Despite these limitations, this study provides useful information about how social media is currently being used for suicide prevention and about the potential such platforms may hold for future suicide prevention activities.

4.3. Implications

Social media were recognised by three key groups of stakeholders as potentially useful platforms for delivering suicide prevention activities to people at risk of, and bereaved by, suicide. More research is required to establish the efficacy and safety of potential social media-based interventions. To help promote this research effort, there is a need to develop and implement rigorous methodologies and ethical standards to ensure that social media-based interventions are delivered carefully and safely.


The study was conducted by Orygen, the National Center of Excellence in Youth Mental Health (OYHRC), and Centre for Youth Mental Health, The University of Melbourne, and Community Works (Australia). It was conducted under the auspice of the Young and Well Cooperative Research Centre Australia (CRC) and the World Health Organization (WHO) Collaborating Centre in Mental Health Melbourne, in consultation with the WHO Western Pacific Regional Office of the World Health Organization. Helen Herrman receives funding support from a Practitioner Research Fellowship from National Health and Medical Research Council of Australia. Finally, the authors would like to acknowledge Dr. Xiangdong Wang for his efforts in initiating this study.



Ms. Jo Robinson obtained a MSc degree in applied psychology from the University of Manchester in 1999. She has worked at Orygen, The National Centre of Excellence in Youth Mental Health, since 2004. She is currently a senior research fellow and the lead researcher in suicide prevention at the center. Her interests focus on suicide prevention, youth mental health, and e-health.

Funding Statement

Funding for the study was provided by Orygen, the National Center for Excellence in Youth Mental Health (OYHRC), and the Young and Well Cooperative Research Centre Australia.
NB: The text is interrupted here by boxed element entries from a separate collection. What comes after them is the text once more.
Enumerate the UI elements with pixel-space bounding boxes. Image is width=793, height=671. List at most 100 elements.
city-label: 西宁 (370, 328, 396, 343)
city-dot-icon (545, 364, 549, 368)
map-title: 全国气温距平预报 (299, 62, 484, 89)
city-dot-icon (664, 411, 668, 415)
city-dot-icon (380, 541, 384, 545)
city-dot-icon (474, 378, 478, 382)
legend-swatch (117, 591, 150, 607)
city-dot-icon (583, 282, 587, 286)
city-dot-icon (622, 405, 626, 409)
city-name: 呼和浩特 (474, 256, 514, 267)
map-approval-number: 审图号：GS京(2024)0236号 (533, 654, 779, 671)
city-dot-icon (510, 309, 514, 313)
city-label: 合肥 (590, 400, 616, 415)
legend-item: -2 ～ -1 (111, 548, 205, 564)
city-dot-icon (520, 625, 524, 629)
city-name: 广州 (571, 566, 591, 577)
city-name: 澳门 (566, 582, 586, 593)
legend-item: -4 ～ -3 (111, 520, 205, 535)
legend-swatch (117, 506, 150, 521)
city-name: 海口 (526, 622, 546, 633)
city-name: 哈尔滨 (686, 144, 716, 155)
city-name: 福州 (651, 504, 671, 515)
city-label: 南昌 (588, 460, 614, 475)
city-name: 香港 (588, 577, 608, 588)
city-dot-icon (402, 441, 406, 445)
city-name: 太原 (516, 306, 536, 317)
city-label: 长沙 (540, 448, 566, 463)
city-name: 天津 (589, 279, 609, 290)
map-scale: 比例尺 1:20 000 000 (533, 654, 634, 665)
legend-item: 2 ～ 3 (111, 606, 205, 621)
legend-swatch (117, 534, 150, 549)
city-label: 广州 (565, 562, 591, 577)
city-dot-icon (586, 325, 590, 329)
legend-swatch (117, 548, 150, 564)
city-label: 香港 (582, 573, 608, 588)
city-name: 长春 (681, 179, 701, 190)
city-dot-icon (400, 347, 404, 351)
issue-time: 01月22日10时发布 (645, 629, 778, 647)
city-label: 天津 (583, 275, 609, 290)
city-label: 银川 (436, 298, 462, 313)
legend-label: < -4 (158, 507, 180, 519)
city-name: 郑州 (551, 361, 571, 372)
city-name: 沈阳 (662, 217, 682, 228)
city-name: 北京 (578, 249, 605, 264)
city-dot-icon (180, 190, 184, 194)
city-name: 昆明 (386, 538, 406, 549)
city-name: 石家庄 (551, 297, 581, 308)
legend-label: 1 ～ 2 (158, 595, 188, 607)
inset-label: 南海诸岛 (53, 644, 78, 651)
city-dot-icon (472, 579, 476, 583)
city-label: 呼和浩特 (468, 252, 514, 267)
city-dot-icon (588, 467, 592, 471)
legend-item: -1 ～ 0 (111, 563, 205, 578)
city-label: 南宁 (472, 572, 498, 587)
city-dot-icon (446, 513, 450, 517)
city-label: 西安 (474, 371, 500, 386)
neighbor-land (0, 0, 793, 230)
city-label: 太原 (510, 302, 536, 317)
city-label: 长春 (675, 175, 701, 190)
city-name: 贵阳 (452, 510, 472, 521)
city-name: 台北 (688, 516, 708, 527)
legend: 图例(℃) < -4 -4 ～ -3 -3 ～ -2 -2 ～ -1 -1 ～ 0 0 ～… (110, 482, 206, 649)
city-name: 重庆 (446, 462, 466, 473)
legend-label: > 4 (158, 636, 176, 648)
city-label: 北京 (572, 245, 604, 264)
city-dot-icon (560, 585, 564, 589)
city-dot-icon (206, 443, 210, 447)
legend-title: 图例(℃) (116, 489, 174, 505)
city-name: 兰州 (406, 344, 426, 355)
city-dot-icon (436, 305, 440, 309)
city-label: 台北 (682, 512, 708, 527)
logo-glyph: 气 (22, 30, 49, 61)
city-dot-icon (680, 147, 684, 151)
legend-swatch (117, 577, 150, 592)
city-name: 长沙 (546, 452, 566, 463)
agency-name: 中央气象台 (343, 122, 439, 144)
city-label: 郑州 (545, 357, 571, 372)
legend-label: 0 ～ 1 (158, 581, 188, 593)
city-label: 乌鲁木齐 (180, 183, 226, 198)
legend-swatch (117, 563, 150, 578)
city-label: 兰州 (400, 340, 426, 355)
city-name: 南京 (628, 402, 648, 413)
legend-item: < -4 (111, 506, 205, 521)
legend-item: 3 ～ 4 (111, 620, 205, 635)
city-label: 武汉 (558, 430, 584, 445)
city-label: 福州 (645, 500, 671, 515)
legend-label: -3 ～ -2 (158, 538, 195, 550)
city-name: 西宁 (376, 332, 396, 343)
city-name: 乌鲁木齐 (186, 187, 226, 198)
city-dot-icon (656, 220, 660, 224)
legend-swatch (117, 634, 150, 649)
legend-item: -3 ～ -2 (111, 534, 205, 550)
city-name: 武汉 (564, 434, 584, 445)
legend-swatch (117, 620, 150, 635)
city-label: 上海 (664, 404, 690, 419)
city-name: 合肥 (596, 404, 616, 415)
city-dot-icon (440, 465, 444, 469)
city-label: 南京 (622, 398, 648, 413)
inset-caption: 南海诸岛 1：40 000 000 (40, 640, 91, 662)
Conflict of interest: The authors report no conflict of interest related to this manuscript


Ethics approval: Ethical approval for the study was obtained from the University of Melbourne Human Research and Ethics Committee.


Informed consent: All participants targeted for the first two surveys were adults who provided informed consent. For ethical purposes, and for reasons pertaining to parental consent, the ‘user’ survey targeted individuals over the age of 18 and did not specifically target vulnerable users.